As cédulas presidenciais de 29 de dezembro de 2019 com os rostos dos dois finalistas: Domingos Simões Pereira e Umaro Cissoco Umbalo © SEYLLOU / AFP
Que papel, na sua opinião, deve ser atribuído aos órgãos legais ou políticos regionais, como a CEDEAO?

Como Primeiro Ministro, sempre trabalhei em conjunto com meus colegas no âmbito da CEDEAO, da qual somos membros ativos. No entanto, fiquei muito surpreso com o posicionamento ambíguo da CEDEAO, e isso desde a campanha para as eleições presidenciais na Guiné-Bissau. Enquanto a disputa eleitoral ainda estava em andamento, a Comissão e a conferência dos chefes de estado e de governo da CEDEAO reconheceram, através de um comunicado de imprensa, a vitória do candidato Embalo. Este mesmo comunicado de imprensa não deu a dimensão desejada para a validade e os resultados das eleições legislativas de março de 2019, nem para a existência de um governo resultante de uma maioria parlamentar real e sólida, liderada pelo PAIGC, com um Programa do governo já aprovado pelo Congresso Nacional do Povo. Penso que alguns chefes de estado da CEDEAO agiram clanicamente e foram enganados por certos lobbies mal intencionados. Espero que o Presidente da República do Gana, Nana Akufo-Addo, o próximo presidente da conferência de chefes de estado da CEDEAO, mostre mais objetividade e pragmatismo. Para conhecer pessoalmente suas qualidades humanas e profissionais, tenho muita esperança neste grande ativista pan-africano e estadista visionário que ele é. Ele é habitado por um alto senso de justiça e espero poder visitá-lo o mais rápido possível para informá-lo sobre nossas queixas e, especialmente, sobre nossas avenidas de soluções para o estabelecimento de uma solução política que permita ao meu país sair desse terrível impasse.

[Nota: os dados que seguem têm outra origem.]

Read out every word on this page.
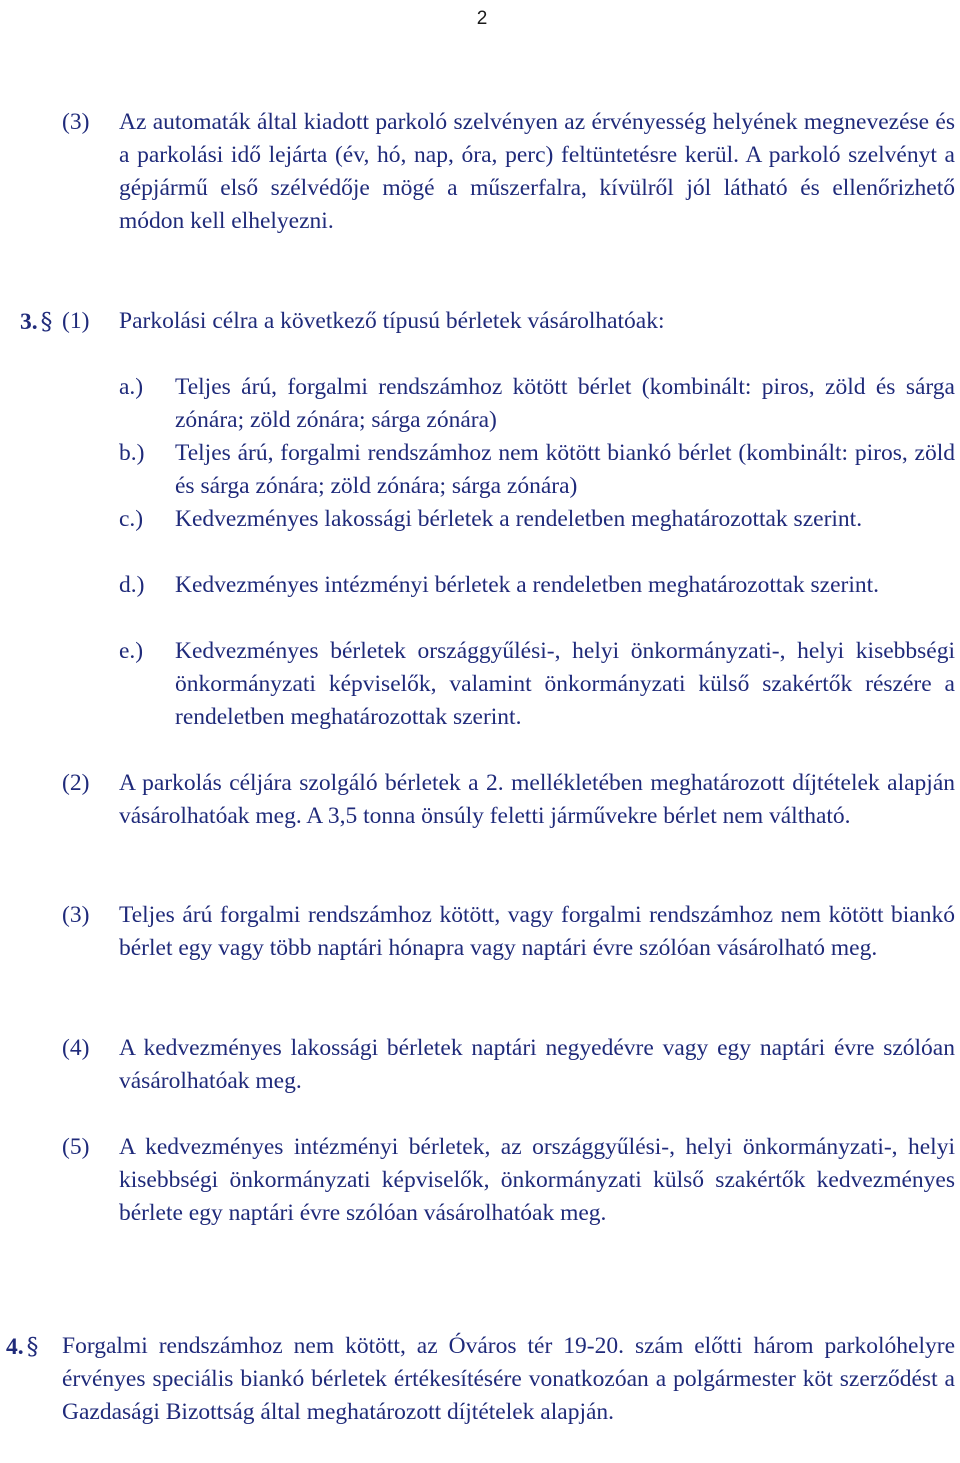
2
(3) Az automaták által kiadott parkoló szelvényen az érvényesség helyének megnevezése és a parkolási idő lejárta (év, hó, nap, óra, perc) feltüntetésre kerül. A parkoló szelvényt a gépjármű első szélvédője mögé a műszerfalra, kívülről jól látható és ellenőrizhető módon kell elhelyezni.
3. § (1) Parkolási célra a következő típusú bérletek vásárolhatóak:
a.) Teljes árú, forgalmi rendszámhoz kötött bérlet (kombinált: piros, zöld és sárga zónára; zöld zónára; sárga zónára)
b.) Teljes árú, forgalmi rendszámhoz nem kötött biankó bérlet (kombinált: piros, zöld és sárga zónára; zöld zónára; sárga zónára)
c.) Kedvezményes lakossági bérletek a rendeletben meghatározottak szerint.
d.) Kedvezményes intézményi bérletek a rendeletben meghatározottak szerint.
e.) Kedvezményes bérletek országgyűlési-, helyi önkormányzati-, helyi kisebbségi önkormányzati képviselők, valamint önkormányzati külső szakértők részére a rendeletben meghatározottak szerint.
(2) A parkolás céljára szolgáló bérletek a 2. mellékletében meghatározott díjtételek alapján vásárolhatóak meg. A 3,5 tonna önsúly feletti járművekre bérlet nem váltható.
(3) Teljes árú forgalmi rendszámhoz kötött, vagy forgalmi rendszámhoz nem kötött biankó bérlet egy vagy több naptári hónapra vagy naptári évre szólóan vásárolható meg.
(4) A kedvezményes lakossági bérletek naptári negyedévre vagy egy naptári évre szólóan vásárolhatóak meg.
(5) A kedvezményes intézményi bérletek, az országgyűlési-, helyi önkormányzati-, helyi kisebbségi önkormányzati képviselők, önkormányzati külső szakértők kedvezményes bérlete egy naptári évre szólóan vásárolhatóak meg.
4. § Forgalmi rendszámhoz nem kötött, az Óváros tér 19-20. szám előtti három parkolóhelyre érvényes speciális biankó bérletek értékesítésére vonatkozóan a polgármester köt szerződést a Gazdasági Bizottság által meghatározott díjtételek alapján.
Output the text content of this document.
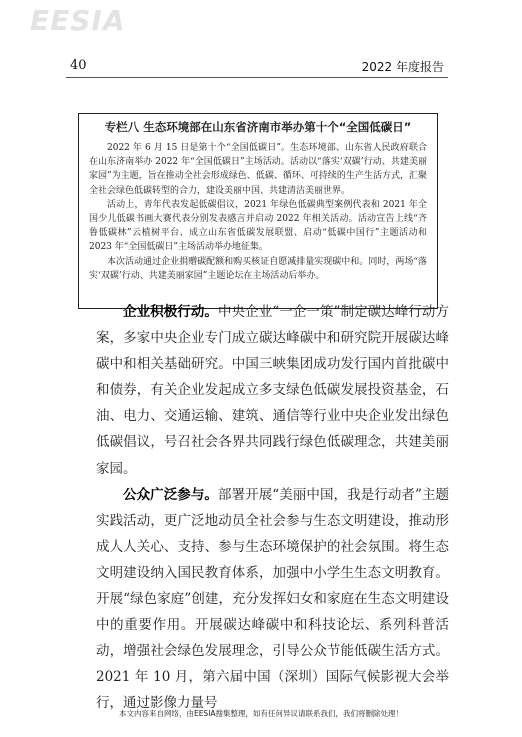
EESIA
40	2022 年度报告
专栏八 生态环境部在山东省济南市举办第十个“全国低碳日”

2022 年 6 月 15 日是第十个“全国低碳日”。生态环境部、山东省人民政府联合在山东济南举办 2022 年“全国低碳日”主场活动。活动以“落实‘双碳’行动、共建美丽家园”为主题，旨在推动全社会形成绿色、低碳、循环、可持续的生产生活方式，汇聚全社会绿色低碳转型的合力，建设美丽中国、共建清洁美丽世界。

活动上，青年代表发起低碳倡议，2021 年绿色低碳典型案例代表和 2021 年全国少儿低碳书画大赛代表分别发表感言并启动 2022 年相关活动。活动宣告上线“齐鲁低碳林”云植树平台、成立山东省低碳发展联盟、启动“低碳中国行”主题活动和 2023 年“全国低碳日”主场活动举办地征集。

本次活动通过企业捐赠碳配额和购买核证自愿减排量实现碳中和。同时，两场“落实‘双碳’行动、共建美丽家园”主题论坛在主场活动后举办。

企业积极行动。中央企业“一企一策”制定碳达峰行动方案，多家中央企业专门成立碳达峰碳中和研究院开展碳达峰碳中和相关基础研究。中国三峡集团成功发行国内首批碳中和债券，有关企业发起成立多支绿色低碳发展投资基金，石油、电力、交通运输、建筑、通信等行业中央企业发出绿色低碳倡议，号召社会各界共同践行绿色低碳理念，共建美丽家园。

公众广泛参与。部署开展“美丽中国，我是行动者”主题实践活动，更广泛地动员全社会参与生态文明建设，推动形成人人关心、支持、参与生态环境保护的社会氛围。将生态文明建设纳入国民教育体系，加强中小学生生态文明教育。开展“绿色家庭”创建，充分发挥妇女和家庭在生态文明建设中的重要作用。开展碳达峰碳中和科技论坛、系列科普活动，增强社会绿色发展理念，引导公众节能低碳生活方式。2021 年 10 月，第六届中国（深圳）国际气候影视大会举行，通过影像力量号

本文内容来自网络，由EESIA搜集整理，如有任何异议请联系我们，我们将删除处理！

O presidente do PAIGC e o candidato declarado perdedor pela CNE, Domingos Simões Pereira, quer estar aberto a uma solução e firme no respeito à maioria parlamentar. © DR
Que futuro você vê para a Guiné-Bissau neste contexto de tensão permanente?

Presidi o destino do governo do meu país e hoje presido um grande partido político, o PAIGC, que sempre colocou o interesse da nação acima de todas as outras considerações pessoais. Portanto, sou muito sensível ao retorno da estabilidade e da paz, no interesse do meu povo, hoje refém dessas manobras políticas e vítima de violência por mais um poder. além disso cegado pelo ódio. Essa luta pela paz e boa governança também é realizada no interesse de toda a sub-região da África Ocidental. A recente posição assumida na Guiné-Bissau no Conselho de Segurança da ONUme tranquiliza e me permite acreditar que um ponto de virada decisivo poderia ser tomado. Defendo agora o estabelecimento de um governo, liderado pelo PAIGC, é claro, mas que queira ser de unidade nacional. Nosso governo será de inclusão, abertura, reconciliação. E terá a pesada tarefa de responder às prioridades socioeconômicas da população, que não podem continuar sofrendo o preço da política política.